Persentase penduduk miskin di daerah perkotaan pada September 2018 sebesar 6,89 persen, turun menjadi 6,69 persen pada Maret 2019. Sementara persentase penduduk miskin di daerah pedesaan pada September 2018 sebesar 13,10 persen, turun menjadi 12,85 persen pada Maret 2019. Dibanding September 2018, jumlah penduduk miskin Maret 2019 di daerah perkotaan turun sebanyak 136,5 ribu orang (dari 10,13 juta orang pada September 2018 menjadi 9,99 juta orang pada Maret 2019). Sementara itu, daerah perdesaan turun sebanyak 393,4 ribu orang (dari 15,54 juta orang pada September 2018 menjadi 15,15 juta orang pada Maret 2019).

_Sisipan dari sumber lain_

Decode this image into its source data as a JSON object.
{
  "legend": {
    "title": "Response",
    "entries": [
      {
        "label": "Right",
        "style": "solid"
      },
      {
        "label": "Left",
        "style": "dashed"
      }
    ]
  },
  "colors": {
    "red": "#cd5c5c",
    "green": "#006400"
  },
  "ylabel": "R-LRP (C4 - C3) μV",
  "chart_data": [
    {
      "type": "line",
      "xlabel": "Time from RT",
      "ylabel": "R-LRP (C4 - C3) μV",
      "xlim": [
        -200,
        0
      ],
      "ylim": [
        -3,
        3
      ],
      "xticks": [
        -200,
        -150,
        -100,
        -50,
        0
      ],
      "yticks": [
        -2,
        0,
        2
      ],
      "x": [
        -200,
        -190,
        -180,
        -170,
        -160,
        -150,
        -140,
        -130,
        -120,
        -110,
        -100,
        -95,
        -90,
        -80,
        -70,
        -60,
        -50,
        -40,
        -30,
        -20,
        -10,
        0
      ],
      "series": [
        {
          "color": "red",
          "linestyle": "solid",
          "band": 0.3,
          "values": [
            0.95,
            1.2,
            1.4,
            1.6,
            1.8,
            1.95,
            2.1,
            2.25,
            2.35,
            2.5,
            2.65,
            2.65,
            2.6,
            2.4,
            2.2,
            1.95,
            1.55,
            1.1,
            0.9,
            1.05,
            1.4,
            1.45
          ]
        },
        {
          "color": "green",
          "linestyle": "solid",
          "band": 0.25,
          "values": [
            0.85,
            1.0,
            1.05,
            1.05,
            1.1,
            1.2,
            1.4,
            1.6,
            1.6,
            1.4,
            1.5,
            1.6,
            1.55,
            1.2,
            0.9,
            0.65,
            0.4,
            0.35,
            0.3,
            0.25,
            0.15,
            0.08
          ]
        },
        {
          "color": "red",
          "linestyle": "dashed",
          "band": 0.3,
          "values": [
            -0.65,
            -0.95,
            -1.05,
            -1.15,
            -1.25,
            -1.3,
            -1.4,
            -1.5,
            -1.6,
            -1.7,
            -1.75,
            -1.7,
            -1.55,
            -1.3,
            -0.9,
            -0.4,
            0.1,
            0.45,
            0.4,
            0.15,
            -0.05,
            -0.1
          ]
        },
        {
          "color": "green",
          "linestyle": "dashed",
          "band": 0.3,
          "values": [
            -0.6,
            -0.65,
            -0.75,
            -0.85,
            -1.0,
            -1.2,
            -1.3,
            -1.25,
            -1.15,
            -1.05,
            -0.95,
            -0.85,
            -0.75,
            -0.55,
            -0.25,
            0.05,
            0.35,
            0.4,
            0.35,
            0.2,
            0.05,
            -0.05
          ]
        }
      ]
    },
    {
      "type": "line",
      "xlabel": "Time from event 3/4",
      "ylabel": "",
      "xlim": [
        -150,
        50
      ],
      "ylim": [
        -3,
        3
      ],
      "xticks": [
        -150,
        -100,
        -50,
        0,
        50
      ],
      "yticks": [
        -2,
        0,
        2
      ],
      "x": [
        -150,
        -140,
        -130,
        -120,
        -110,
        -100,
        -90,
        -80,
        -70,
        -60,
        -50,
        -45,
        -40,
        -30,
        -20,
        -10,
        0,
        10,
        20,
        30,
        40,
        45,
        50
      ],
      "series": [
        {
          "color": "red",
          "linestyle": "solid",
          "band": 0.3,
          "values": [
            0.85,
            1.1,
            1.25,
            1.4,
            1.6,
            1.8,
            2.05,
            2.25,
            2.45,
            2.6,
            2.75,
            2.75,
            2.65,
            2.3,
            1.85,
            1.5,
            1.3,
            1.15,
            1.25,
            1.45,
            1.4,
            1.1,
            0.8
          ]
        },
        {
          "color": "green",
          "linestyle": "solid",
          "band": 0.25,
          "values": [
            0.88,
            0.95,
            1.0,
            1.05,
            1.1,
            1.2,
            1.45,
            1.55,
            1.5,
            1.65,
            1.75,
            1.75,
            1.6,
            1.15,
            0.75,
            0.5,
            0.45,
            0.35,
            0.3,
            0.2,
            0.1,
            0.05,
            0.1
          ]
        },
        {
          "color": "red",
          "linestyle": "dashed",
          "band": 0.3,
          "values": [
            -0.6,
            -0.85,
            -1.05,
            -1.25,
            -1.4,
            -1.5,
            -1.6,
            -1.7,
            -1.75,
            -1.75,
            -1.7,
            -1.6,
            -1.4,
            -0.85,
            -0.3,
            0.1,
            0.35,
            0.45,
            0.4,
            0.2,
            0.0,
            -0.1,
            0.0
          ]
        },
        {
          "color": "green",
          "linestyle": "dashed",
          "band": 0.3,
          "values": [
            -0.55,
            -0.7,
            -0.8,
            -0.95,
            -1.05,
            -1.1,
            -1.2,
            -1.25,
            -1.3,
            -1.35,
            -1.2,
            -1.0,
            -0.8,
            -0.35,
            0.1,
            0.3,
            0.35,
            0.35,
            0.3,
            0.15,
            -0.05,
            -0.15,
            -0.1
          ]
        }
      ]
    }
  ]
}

Garis Kemiskinan pada Maret 2019 tercatat sebesar Rp425.250,-/kapita/bulan dengan komposisi Garis Kemiskinan Makanan sebesar Rp313.232,- (73,66 persen) dan Garis Kemiskinan Bukan Makanan sebesar Rp112.018,- (26,34 persen). Pada Maret 2019, secara rata-rata rumah tangga miskin di Indonesia memiliki 4,68 orang anggota rumah tangga. Dengan demikian, besarnya Garis Kemiskinan per rumah tangga miskin secara rata-rata adalah sebesar Rp1.990.170,-/rumah tangga miskin/bulan.
Rakyat Miskin Akibat Hegemoni Kapitalisme
Sebagai negara khatulistiwa, Indonesia diberkahi Allah Swt. dengan kekayaan alam yang berlimpah dan memiliki tanah yang subur sebagai tempat tinggal yang layak. Wajar jika Indonesia diumpamakan sebagai wanita cantik nan seksi yang diperebutkan oleh dunia. Jika demikian halnya, mengapa terjadi kemiskinan? Seolah-olah kekayaan alam yang ada, tidak mencukupi kebutuhan manusia yang populasinya terus bertambah.
Kemiskinan adalah problem yang sangat memprihatinkan di Indonesia, yakni kurangnya pemenuhan kebutuhan pokok rakyat. Betapa besar jumlah kekayaan alam yang dikaruniakan oleh Allah Swt. Sungguh ironi, tanah yang luar biasa subur tapi para petaninya justru mengalami kemiskinan. Mengapa bisa terjadi demikian?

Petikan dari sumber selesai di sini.